Hoje, descobertas recentes apontam evidências cada vez maiores que sugerem que o cérebro não é computacional, tal qual pensavam os ciberneticistas da inteligência artificial. Além de todo o processamento químico e emocional, a lentidão dos processos cerebrais e a imensa capacidade de esquecimento são apenas alguns dos fatores mais comuns que diferenciam substancialmente e funcionalmente o cérebro humano de um modelo computacional. Os estados de mentitude não se reduzem a computação. Alguns processos mais primários como os motores podem ser reduzidos a processamentos computacionais e elétricos, mesmo tendo na sua origem hibridizações químicas sofisticadas.
Foi o cognitivismo informacional que acabou por nos levar a privilegiar muuito na pesquisa cérebro-mente o papel do neurônio (essa frágil e complexa célula informacional). No entanto, o cérebro é formado também por células glias, nove vezes mais numerosas que os neurônios no próprio cérebro e no resto do sistema nervoso. Cada vez mais descobrimos que elas desempenham um papel muito mais importante do que se imaginava para os processos mentais.
Um dos mais respeitáveis cientistas que examinaram seções do cérebro de Einstein foi Marian Diamond, da Universidade da Califórnia, em Berkeley. Diamond não encontrou nada de incomum em relação ao número ou ao tamanho de seus neurônios. Mas, no córtex de associação, responsável pelo conhecimento de alto nível, descobriu um número surpreendentemente grande de células conhecidas como glias - uma concentração muito maior do que a encontrada na média dos Alberts por aí. Mera coincidência? Talvez não. Evidências cada vez maiores sugerem que as células glias desempenham um papel muito mais importante do que se imaginava. Durante décadas, fisiologistas se concentravam nos neurônios como os principais comunicadores do cérebro. Achava-se que as células glias, apesar de superarem os neurônios na proporção de nove para um, tinham somente papel de manutenção: levar nutrientes dos vasos sanguíneos para os neurônios, manter um equilíbrio saudável de íons no cérebro e afugentar patógenos que tivessem escapado do sistema imunológico.

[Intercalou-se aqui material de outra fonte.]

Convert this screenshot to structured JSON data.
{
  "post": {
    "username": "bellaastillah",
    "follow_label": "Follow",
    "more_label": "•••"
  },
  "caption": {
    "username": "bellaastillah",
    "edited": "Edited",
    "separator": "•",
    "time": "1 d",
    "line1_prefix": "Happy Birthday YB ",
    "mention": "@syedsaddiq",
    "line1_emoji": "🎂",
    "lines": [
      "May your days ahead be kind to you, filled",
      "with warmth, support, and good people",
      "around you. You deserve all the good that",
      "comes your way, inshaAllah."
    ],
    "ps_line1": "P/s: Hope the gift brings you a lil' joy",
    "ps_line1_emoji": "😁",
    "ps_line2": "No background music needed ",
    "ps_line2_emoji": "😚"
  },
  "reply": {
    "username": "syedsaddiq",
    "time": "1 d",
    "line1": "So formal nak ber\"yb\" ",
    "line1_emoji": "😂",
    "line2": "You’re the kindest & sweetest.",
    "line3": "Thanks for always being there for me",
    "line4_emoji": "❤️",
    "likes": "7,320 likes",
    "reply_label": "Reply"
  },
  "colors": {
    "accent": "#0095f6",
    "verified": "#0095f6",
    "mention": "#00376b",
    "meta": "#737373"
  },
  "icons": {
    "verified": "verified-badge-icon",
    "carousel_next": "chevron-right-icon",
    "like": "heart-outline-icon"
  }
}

Com o apoio das células glias, os neurônios ficavam livres para se comunicar por meio de pequenos pontos de contato chamados sinapses e para estabelecer uma rede de conexões que permite pensar, lembrar e pular de alegria.
Os cientistas e estudiosos da mente ainda estão cautelosos e evitam atribuir importância à glia rápido demais. Apesar disso, estão entusiasmados com a perspectiva de que mais da metade do cérebro permanece inexplorada e pode representar uma mina de ouro em informações sobre o funcionamento da mente.
[4] Para Chomsky a faculdade de linguagem é considerada "um órgão da mente" – the language organ tal como o sistema visual, o aparelho digestivo, o sistema imunológico ou qualquer outro órgão – decorrente, portanto, de uma dotação genética específica e exclusiva da espécie humana. Como todos os demais órgãos, é um sistema internamente complexo, com subsistemas internos distintos (fonologia, sintaxe, semântica, pragmática, ...).